Выбрать главу

— Называй меня старомодной, но я считаю, что вламываться в чужой дом преступление. А садиться я не собираюсь!

— Что-то у тебя язык заплетается. Признавайся, хорошо набралась сегодня? Слабакам нравится, когда женщина выпьет. Таким образом они получают над ней преимущество.

— Я не пьяная!

— Неужели? Отчего же тогда так разрумянилась?

— Я разрумянилась от гнева! Отвечай: что ты здесь делаешь и как сюда попал? — Джинджер продолжала сверлить его яростным взглядом, уперев руки в бедра.

— Сядь.

— Не сяду! И прекрати командовать в моем доме! Как ты посмел? Не знаю, как ты влез сюда, но…

— А как по-твоему? Разбил стекло и влез в окно, отключив попутно сигнализацию?

— Так как же?

— Пока не сядешь, я отказываюсь отвечать. И не уйду.

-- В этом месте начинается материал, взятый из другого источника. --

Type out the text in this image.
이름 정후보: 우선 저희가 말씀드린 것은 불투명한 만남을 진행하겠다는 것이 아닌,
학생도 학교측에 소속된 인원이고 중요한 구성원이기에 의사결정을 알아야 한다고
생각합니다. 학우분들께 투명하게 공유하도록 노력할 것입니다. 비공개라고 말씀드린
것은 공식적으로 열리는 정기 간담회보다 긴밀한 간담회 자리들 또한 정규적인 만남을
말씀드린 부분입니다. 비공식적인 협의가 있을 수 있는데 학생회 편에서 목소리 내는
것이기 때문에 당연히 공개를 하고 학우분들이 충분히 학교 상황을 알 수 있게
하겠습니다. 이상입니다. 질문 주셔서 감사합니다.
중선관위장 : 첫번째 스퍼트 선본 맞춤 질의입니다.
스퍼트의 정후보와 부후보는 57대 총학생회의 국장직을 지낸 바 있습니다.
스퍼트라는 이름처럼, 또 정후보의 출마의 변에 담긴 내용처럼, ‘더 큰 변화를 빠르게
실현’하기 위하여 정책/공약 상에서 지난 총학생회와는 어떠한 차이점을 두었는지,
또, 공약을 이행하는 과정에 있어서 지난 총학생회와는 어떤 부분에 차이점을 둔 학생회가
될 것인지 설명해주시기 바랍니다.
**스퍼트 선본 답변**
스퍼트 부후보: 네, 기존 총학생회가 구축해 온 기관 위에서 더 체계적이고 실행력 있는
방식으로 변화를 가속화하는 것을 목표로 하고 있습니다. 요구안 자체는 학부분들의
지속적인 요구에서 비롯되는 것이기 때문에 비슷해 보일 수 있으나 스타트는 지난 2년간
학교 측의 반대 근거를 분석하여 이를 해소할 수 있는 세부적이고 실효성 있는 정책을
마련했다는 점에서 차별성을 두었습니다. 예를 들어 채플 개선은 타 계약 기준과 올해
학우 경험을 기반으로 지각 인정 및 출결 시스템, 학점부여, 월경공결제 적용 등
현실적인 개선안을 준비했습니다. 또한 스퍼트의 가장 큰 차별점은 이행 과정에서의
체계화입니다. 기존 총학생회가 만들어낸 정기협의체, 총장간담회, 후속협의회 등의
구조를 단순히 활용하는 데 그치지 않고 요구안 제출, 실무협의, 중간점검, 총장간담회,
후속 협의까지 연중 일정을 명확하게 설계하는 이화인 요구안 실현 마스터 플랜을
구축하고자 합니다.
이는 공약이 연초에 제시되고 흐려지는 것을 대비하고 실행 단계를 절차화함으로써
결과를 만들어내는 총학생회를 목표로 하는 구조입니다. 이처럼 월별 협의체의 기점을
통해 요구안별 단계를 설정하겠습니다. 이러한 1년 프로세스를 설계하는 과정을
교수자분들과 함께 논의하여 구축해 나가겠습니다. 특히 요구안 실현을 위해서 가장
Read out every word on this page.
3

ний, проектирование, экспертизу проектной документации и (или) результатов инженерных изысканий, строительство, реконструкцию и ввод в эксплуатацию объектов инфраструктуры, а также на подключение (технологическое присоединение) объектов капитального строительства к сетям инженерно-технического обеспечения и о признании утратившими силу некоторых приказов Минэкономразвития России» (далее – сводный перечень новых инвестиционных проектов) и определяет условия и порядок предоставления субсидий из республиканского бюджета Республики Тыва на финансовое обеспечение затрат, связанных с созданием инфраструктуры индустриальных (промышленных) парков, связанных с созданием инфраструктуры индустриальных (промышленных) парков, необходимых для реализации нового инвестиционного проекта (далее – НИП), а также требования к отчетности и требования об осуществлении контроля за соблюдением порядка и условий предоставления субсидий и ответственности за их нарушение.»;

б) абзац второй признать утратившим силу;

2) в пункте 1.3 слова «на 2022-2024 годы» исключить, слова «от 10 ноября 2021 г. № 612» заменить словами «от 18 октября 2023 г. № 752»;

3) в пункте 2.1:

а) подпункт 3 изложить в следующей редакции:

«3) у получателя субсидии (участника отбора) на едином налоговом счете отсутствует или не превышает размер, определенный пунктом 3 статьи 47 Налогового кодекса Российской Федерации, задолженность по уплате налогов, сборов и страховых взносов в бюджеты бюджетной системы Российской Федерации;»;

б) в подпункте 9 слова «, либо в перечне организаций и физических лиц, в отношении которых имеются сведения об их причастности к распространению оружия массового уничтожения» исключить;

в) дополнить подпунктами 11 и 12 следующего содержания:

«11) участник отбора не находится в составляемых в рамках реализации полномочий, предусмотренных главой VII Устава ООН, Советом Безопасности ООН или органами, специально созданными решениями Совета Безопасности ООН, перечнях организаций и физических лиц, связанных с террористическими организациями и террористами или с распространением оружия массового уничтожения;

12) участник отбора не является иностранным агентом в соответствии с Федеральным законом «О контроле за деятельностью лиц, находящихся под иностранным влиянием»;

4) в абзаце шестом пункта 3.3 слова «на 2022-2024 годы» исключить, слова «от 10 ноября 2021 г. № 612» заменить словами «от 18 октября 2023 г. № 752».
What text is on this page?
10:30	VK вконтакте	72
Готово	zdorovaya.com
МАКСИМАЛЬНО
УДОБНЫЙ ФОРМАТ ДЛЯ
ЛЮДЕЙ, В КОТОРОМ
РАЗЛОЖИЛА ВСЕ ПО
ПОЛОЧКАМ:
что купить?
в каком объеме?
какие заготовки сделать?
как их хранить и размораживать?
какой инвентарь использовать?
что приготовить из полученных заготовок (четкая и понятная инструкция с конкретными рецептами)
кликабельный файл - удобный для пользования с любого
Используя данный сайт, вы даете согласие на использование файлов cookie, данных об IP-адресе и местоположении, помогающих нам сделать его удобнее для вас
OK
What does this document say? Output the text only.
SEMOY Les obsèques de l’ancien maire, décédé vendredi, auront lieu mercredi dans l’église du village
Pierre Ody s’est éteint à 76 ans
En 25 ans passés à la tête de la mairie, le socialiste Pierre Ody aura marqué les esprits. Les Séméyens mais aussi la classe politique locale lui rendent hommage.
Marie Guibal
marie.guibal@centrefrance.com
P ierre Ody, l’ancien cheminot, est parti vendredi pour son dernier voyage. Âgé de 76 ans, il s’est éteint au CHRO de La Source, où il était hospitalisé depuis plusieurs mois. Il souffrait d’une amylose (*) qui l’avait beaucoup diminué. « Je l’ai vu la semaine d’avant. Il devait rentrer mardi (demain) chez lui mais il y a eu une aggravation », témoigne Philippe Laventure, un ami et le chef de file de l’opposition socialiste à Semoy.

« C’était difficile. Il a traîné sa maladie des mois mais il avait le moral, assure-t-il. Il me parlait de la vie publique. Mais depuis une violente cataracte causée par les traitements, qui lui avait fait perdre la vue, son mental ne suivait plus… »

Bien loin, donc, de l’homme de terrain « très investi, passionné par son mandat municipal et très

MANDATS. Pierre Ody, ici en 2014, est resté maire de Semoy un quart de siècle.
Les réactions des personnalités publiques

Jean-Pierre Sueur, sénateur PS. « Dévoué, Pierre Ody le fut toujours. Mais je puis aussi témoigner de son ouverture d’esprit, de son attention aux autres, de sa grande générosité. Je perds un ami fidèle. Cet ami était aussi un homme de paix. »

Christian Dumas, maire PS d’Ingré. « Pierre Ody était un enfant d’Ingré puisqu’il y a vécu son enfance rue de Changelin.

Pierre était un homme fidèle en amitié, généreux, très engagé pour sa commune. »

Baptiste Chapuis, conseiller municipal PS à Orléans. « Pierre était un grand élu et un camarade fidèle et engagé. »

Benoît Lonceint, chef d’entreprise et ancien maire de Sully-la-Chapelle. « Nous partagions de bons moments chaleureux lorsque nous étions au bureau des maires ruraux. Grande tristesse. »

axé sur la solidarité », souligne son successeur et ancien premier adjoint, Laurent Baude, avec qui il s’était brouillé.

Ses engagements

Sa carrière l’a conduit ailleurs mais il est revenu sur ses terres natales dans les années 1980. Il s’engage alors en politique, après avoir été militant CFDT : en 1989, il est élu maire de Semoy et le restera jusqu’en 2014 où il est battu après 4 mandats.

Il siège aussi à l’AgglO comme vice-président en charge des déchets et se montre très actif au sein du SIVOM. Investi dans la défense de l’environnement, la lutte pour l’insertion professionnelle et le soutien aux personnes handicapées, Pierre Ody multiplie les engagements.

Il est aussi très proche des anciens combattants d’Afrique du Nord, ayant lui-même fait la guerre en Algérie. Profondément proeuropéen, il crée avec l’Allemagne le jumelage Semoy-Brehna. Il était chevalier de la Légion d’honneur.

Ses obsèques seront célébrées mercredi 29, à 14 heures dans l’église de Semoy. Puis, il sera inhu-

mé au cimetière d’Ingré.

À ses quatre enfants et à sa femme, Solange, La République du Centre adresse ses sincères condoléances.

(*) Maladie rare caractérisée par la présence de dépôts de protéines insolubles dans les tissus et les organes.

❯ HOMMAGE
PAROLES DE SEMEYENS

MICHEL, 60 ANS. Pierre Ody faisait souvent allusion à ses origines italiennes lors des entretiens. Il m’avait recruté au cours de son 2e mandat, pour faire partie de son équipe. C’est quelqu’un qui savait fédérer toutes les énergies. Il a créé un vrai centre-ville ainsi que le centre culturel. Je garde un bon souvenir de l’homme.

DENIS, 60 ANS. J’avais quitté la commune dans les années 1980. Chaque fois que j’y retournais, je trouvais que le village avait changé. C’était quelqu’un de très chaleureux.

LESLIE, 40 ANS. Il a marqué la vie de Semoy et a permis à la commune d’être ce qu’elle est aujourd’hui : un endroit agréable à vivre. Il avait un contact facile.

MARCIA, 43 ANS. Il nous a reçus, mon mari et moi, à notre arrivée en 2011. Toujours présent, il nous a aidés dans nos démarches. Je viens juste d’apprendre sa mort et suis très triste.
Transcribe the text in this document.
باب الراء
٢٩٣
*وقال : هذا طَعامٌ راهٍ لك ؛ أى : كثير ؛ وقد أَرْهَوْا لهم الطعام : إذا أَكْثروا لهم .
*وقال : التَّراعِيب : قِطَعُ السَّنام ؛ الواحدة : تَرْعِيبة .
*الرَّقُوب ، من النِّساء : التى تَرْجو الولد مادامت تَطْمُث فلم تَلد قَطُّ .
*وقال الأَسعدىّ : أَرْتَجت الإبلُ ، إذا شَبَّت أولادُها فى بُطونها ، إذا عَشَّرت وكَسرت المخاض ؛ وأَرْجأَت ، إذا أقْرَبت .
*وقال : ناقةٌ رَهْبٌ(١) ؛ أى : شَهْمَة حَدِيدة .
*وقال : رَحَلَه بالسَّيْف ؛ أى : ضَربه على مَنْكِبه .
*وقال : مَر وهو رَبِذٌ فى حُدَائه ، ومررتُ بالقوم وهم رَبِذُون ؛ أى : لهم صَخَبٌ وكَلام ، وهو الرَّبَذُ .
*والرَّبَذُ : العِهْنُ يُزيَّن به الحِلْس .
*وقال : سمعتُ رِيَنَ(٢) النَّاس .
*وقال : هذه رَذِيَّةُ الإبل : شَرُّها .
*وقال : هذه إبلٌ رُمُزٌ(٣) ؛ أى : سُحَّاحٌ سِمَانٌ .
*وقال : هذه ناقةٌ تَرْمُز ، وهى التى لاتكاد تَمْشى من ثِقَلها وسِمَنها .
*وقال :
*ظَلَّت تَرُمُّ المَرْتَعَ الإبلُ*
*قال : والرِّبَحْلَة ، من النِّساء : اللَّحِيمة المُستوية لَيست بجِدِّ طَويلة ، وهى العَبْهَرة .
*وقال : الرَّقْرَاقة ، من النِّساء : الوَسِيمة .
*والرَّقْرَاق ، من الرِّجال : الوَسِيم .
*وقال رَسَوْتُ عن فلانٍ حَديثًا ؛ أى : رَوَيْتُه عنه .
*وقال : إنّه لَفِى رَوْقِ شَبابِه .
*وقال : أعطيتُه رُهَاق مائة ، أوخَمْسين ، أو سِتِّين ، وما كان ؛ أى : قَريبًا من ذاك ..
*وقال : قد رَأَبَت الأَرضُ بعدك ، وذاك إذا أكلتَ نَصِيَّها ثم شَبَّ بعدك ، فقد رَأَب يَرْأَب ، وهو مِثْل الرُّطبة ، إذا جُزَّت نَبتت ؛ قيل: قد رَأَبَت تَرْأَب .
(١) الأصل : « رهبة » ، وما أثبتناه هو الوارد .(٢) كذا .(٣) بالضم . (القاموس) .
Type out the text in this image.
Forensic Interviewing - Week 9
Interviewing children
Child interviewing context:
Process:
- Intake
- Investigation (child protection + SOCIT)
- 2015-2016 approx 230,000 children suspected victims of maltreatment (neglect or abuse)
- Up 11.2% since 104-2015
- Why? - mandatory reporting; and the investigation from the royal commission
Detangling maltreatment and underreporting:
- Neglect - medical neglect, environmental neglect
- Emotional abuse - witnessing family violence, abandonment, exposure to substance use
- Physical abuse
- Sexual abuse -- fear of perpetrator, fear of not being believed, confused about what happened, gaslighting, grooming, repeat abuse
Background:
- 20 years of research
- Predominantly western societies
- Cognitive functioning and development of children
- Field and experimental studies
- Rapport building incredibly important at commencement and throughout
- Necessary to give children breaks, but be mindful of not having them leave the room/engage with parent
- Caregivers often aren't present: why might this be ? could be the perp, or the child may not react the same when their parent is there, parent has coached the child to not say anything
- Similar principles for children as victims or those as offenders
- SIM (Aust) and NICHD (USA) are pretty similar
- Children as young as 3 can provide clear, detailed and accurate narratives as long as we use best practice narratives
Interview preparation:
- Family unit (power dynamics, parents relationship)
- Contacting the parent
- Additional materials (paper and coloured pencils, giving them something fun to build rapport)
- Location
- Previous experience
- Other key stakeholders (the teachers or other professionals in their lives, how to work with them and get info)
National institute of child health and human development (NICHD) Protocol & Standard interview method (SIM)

Джинджер бросилась в кресло. Ее короткая юбка задралась, и обнажилась полоска кожи между чулком и кружевным поясом. Она даже не заметила, как сузились при этом зрелище глаза Мэтта и как он с шумом перевел дыхание.

— Я вошел через парадную дверь, — объяснил он. — А потом отключил сигнализацию, воспользовавшись кодом, который мне любезно сообщил твой отец.

— Отец?

— Он знает, что я здесь. А почему ты так одета? Сбитая с толку, Джинджер сумела лишь выдавить из себя:

— Как?

— Как дешевая уличная потаскушка.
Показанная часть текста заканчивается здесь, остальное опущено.